At 10 pm that night my water broke as I lay in bed. I changed clothes and shuffled down to leave for the hospital as my husband set the “out of office” on his work email. We were planning for average and that meant that he had plenty of time to organize his life before we headed out. Before he could make it down to join me, I was sitting on the toilet, with intense pressure building, and screaming that he had to finish. RIGHT.NOW. (That may be a kinder vocabulary than what I used in real life.)

I had to sit sideways with no seatbelt on the way to the hospital because the pressure I felt wouldn’t allow me to sit properly in the seat. I kept telling myself that it wasn’t supposed to happen this way. It was supposed to be hours before I reached this point. The average labor is between 11 and 18 hours. I had plans and playlists. Mostly, I was supposed to have more time to get used to this.
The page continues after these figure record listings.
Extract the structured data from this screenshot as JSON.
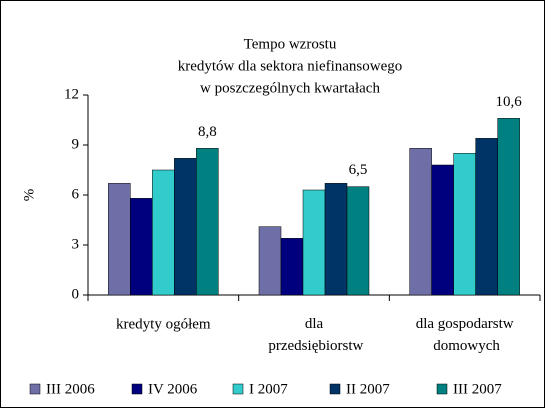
{
  "chart_data": {
    "type": "bar",
    "title": [
      "Tempo wzrostu",
      "kredytów dla sektora niefinansowego",
      "w poszczególnych kwartałach"
    ],
    "y_label": "%",
    "categories": [
      "kredyty ogółem",
      "dla przedsiębiorstw",
      "dla gospodarstw domowych"
    ],
    "series": [
      {
        "name": "III 2006",
        "color": "#6f6fa8",
        "values": [
          6.7,
          4.1,
          8.8
        ]
      },
      {
        "name": "IV 2006",
        "color": "#00007f",
        "values": [
          5.8,
          3.4,
          7.8
        ]
      },
      {
        "name": "I 2007",
        "color": "#33cccc",
        "values": [
          7.5,
          6.3,
          8.5
        ]
      },
      {
        "name": "II 2007",
        "color": "#003366",
        "values": [
          8.2,
          6.7,
          9.4
        ]
      },
      {
        "name": "III 2007",
        "color": "#008080",
        "values": [
          8.8,
          6.5,
          10.6
        ],
        "value_labels": [
          "8,8",
          "6,5",
          "10,6"
        ]
      }
    ],
    "ylim": [
      0,
      12
    ],
    "yticks": [
      0,
      3,
      6,
      9,
      12
    ],
    "grid": false
  }
}
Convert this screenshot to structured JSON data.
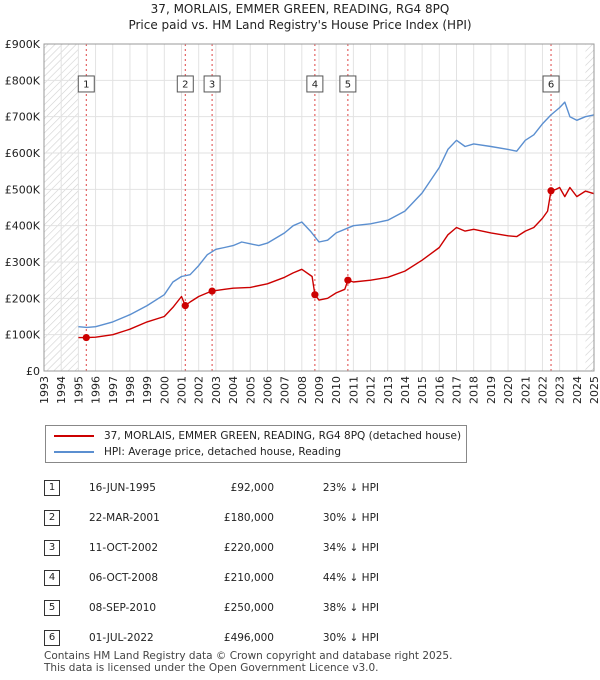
{
  "header": {
    "title": "37, MORLAIS, EMMER GREEN, READING, RG4 8PQ",
    "subtitle": "Price paid vs. HM Land Registry's House Price Index (HPI)"
  },
  "chart_data": {
    "type": "line",
    "title": "37, MORLAIS, EMMER GREEN, READING, RG4 8PQ",
    "subtitle": "Price paid vs. HM Land Registry's House Price Index (HPI)",
    "xlim": [
      1993.0,
      2025.0
    ],
    "ylim": [
      0,
      900000
    ],
    "y_ticks": [
      {
        "value": 0,
        "label": "£0"
      },
      {
        "value": 100000,
        "label": "£100K"
      },
      {
        "value": 200000,
        "label": "£200K"
      },
      {
        "value": 300000,
        "label": "£300K"
      },
      {
        "value": 400000,
        "label": "£400K"
      },
      {
        "value": 500000,
        "label": "£500K"
      },
      {
        "value": 600000,
        "label": "£600K"
      },
      {
        "value": 700000,
        "label": "£700K"
      },
      {
        "value": 800000,
        "label": "£800K"
      },
      {
        "value": 900000,
        "label": "£900K"
      }
    ],
    "x_ticks": [
      "1993",
      "1994",
      "1995",
      "1996",
      "1997",
      "1998",
      "1999",
      "2000",
      "2001",
      "2002",
      "2003",
      "2004",
      "2005",
      "2006",
      "2007",
      "2008",
      "2009",
      "2010",
      "2011",
      "2012",
      "2013",
      "2014",
      "2015",
      "2016",
      "2017",
      "2018",
      "2019",
      "2020",
      "2021",
      "2022",
      "2023",
      "2024",
      "2025"
    ],
    "grid": true,
    "series": [
      {
        "name": "37, MORLAIS, EMMER GREEN, READING, RG4 8PQ (detached house)",
        "color": "#cc0000",
        "points": [
          [
            1995.0,
            92000
          ],
          [
            1995.46,
            92000
          ],
          [
            1996.0,
            93000
          ],
          [
            1997.0,
            100000
          ],
          [
            1998.0,
            115000
          ],
          [
            1999.0,
            135000
          ],
          [
            2000.0,
            150000
          ],
          [
            2000.5,
            175000
          ],
          [
            2001.0,
            205000
          ],
          [
            2001.22,
            180000
          ],
          [
            2001.5,
            190000
          ],
          [
            2002.0,
            205000
          ],
          [
            2002.5,
            215000
          ],
          [
            2002.78,
            220000
          ],
          [
            2003.5,
            225000
          ],
          [
            2004.0,
            228000
          ],
          [
            2005.0,
            230000
          ],
          [
            2006.0,
            240000
          ],
          [
            2007.0,
            258000
          ],
          [
            2007.5,
            270000
          ],
          [
            2008.0,
            280000
          ],
          [
            2008.6,
            260000
          ],
          [
            2008.76,
            210000
          ],
          [
            2009.0,
            195000
          ],
          [
            2009.5,
            200000
          ],
          [
            2010.0,
            215000
          ],
          [
            2010.5,
            225000
          ],
          [
            2010.68,
            250000
          ],
          [
            2011.0,
            245000
          ],
          [
            2012.0,
            250000
          ],
          [
            2013.0,
            258000
          ],
          [
            2014.0,
            275000
          ],
          [
            2015.0,
            305000
          ],
          [
            2016.0,
            340000
          ],
          [
            2016.5,
            375000
          ],
          [
            2017.0,
            395000
          ],
          [
            2017.5,
            385000
          ],
          [
            2018.0,
            390000
          ],
          [
            2019.0,
            380000
          ],
          [
            2020.0,
            372000
          ],
          [
            2020.5,
            370000
          ],
          [
            2021.0,
            385000
          ],
          [
            2021.5,
            395000
          ],
          [
            2022.0,
            420000
          ],
          [
            2022.3,
            440000
          ],
          [
            2022.5,
            496000
          ],
          [
            2022.8,
            500000
          ],
          [
            2023.0,
            505000
          ],
          [
            2023.3,
            480000
          ],
          [
            2023.6,
            505000
          ],
          [
            2024.0,
            480000
          ],
          [
            2024.5,
            495000
          ],
          [
            2025.0,
            488000
          ]
        ]
      },
      {
        "name": "HPI: Average price, detached house, Reading",
        "color": "#5b8fd0",
        "points": [
          [
            1995.0,
            122000
          ],
          [
            1995.5,
            120000
          ],
          [
            1996.0,
            122000
          ],
          [
            1997.0,
            135000
          ],
          [
            1998.0,
            155000
          ],
          [
            1999.0,
            180000
          ],
          [
            2000.0,
            210000
          ],
          [
            2000.5,
            245000
          ],
          [
            2001.0,
            260000
          ],
          [
            2001.5,
            265000
          ],
          [
            2002.0,
            290000
          ],
          [
            2002.5,
            320000
          ],
          [
            2003.0,
            335000
          ],
          [
            2003.5,
            340000
          ],
          [
            2004.0,
            345000
          ],
          [
            2004.5,
            355000
          ],
          [
            2005.0,
            350000
          ],
          [
            2005.5,
            345000
          ],
          [
            2006.0,
            352000
          ],
          [
            2007.0,
            380000
          ],
          [
            2007.5,
            400000
          ],
          [
            2008.0,
            410000
          ],
          [
            2008.5,
            385000
          ],
          [
            2009.0,
            355000
          ],
          [
            2009.5,
            360000
          ],
          [
            2010.0,
            380000
          ],
          [
            2011.0,
            400000
          ],
          [
            2012.0,
            405000
          ],
          [
            2013.0,
            415000
          ],
          [
            2014.0,
            440000
          ],
          [
            2015.0,
            490000
          ],
          [
            2016.0,
            560000
          ],
          [
            2016.5,
            610000
          ],
          [
            2017.0,
            635000
          ],
          [
            2017.5,
            618000
          ],
          [
            2018.0,
            625000
          ],
          [
            2019.0,
            618000
          ],
          [
            2020.0,
            610000
          ],
          [
            2020.5,
            605000
          ],
          [
            2021.0,
            635000
          ],
          [
            2021.5,
            650000
          ],
          [
            2022.0,
            680000
          ],
          [
            2022.5,
            705000
          ],
          [
            2023.0,
            725000
          ],
          [
            2023.3,
            740000
          ],
          [
            2023.6,
            700000
          ],
          [
            2024.0,
            690000
          ],
          [
            2024.5,
            700000
          ],
          [
            2025.0,
            705000
          ]
        ]
      }
    ],
    "sales": [
      {
        "n": "1",
        "x": 1995.46,
        "price": 92000
      },
      {
        "n": "2",
        "x": 2001.22,
        "price": 180000
      },
      {
        "n": "3",
        "x": 2002.78,
        "price": 220000
      },
      {
        "n": "4",
        "x": 2008.76,
        "price": 210000
      },
      {
        "n": "5",
        "x": 2010.68,
        "price": 250000
      },
      {
        "n": "6",
        "x": 2022.5,
        "price": 496000
      }
    ],
    "hatch_ranges": [
      [
        1993.0,
        1995.0
      ],
      [
        2024.5,
        2025.0
      ]
    ],
    "marker_label_value": 790000
  },
  "legend": {
    "items": [
      {
        "label": "37, MORLAIS, EMMER GREEN, READING, RG4 8PQ (detached house)",
        "color": "#cc0000"
      },
      {
        "label": "HPI: Average price, detached house, Reading",
        "color": "#5b8fd0"
      }
    ]
  },
  "sales_table": [
    {
      "n": "1",
      "date": "16-JUN-1995",
      "price": "£92,000",
      "hpi": "23% ↓ HPI"
    },
    {
      "n": "2",
      "date": "22-MAR-2001",
      "price": "£180,000",
      "hpi": "30% ↓ HPI"
    },
    {
      "n": "3",
      "date": "11-OCT-2002",
      "price": "£220,000",
      "hpi": "34% ↓ HPI"
    },
    {
      "n": "4",
      "date": "06-OCT-2008",
      "price": "£210,000",
      "hpi": "44% ↓ HPI"
    },
    {
      "n": "5",
      "date": "08-SEP-2010",
      "price": "£250,000",
      "hpi": "38% ↓ HPI"
    },
    {
      "n": "6",
      "date": "01-JUL-2022",
      "price": "£496,000",
      "hpi": "30% ↓ HPI"
    }
  ],
  "footer": {
    "line1": "Contains HM Land Registry data © Crown copyright and database right 2025.",
    "line2": "This data is licensed under the Open Government Licence v3.0."
  }
}
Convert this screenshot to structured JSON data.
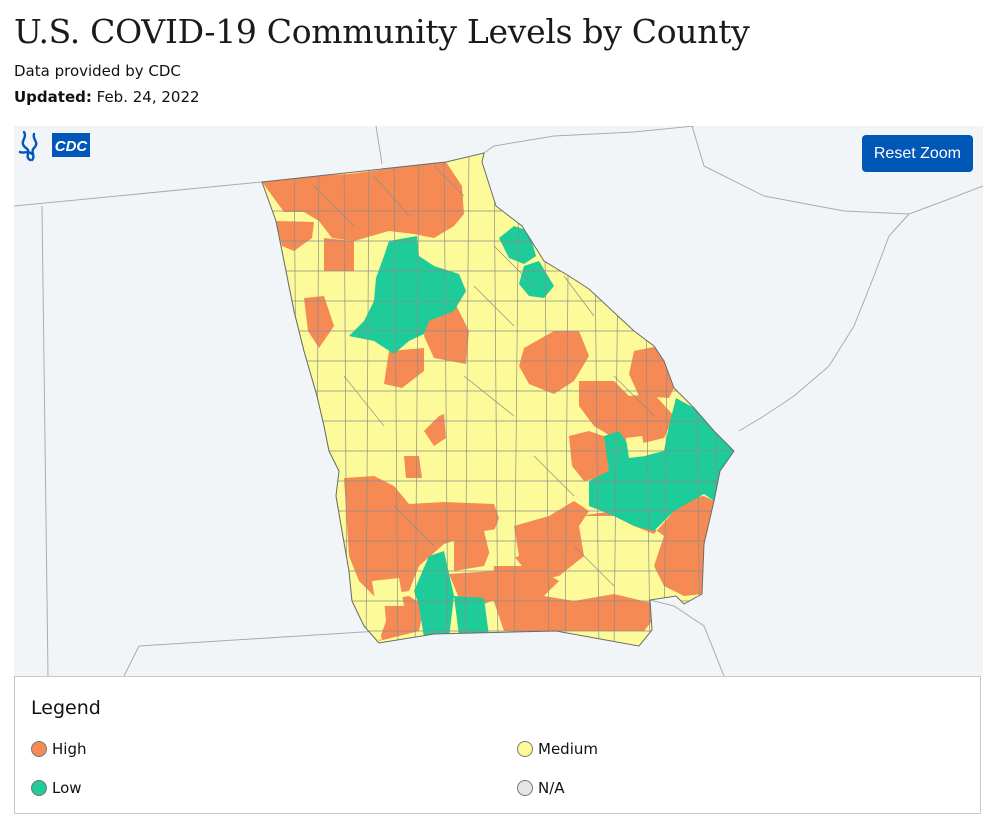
{
  "header": {
    "title": "U.S. COVID-19 Community Levels by County",
    "subtitle": "Data provided by CDC",
    "updated_label": "Updated:",
    "updated_value": "Feb. 24, 2022"
  },
  "map": {
    "region": "Georgia",
    "reset_zoom_label": "Reset Zoom",
    "logo_text": "CDC",
    "colors": {
      "high": "#f58a55",
      "medium": "#fdfb99",
      "low": "#1dcc98",
      "na": "#e5e5e5",
      "background": "#f2f5f8",
      "county_border": "#8c8c8c"
    }
  },
  "legend": {
    "title": "Legend",
    "items": [
      {
        "label": "High",
        "color": "#f58a55"
      },
      {
        "label": "Medium",
        "color": "#fdfb99"
      },
      {
        "label": "Low",
        "color": "#1dcc98"
      },
      {
        "label": "N/A",
        "color": "#e5e5e5"
      }
    ]
  }
}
This was not average.

Not average is arriving at the hospital 8 centimeters dilated only 30 minutes after your water broke. Not average is delivering your baby 3 hours later after 2 hours of pushing. Not average is delivering your baby in the early morning hours of your due date.

What was average about my not average birth? The fact that my careful planning for an unplannable event was, while not exactly a waste of time, not super helpful. My body had a plan that defied all averages. This was probably the best preparation I could have received for the parenthood journey to come. As it turns out, your child is likely to defy averages too. Despite all your planning.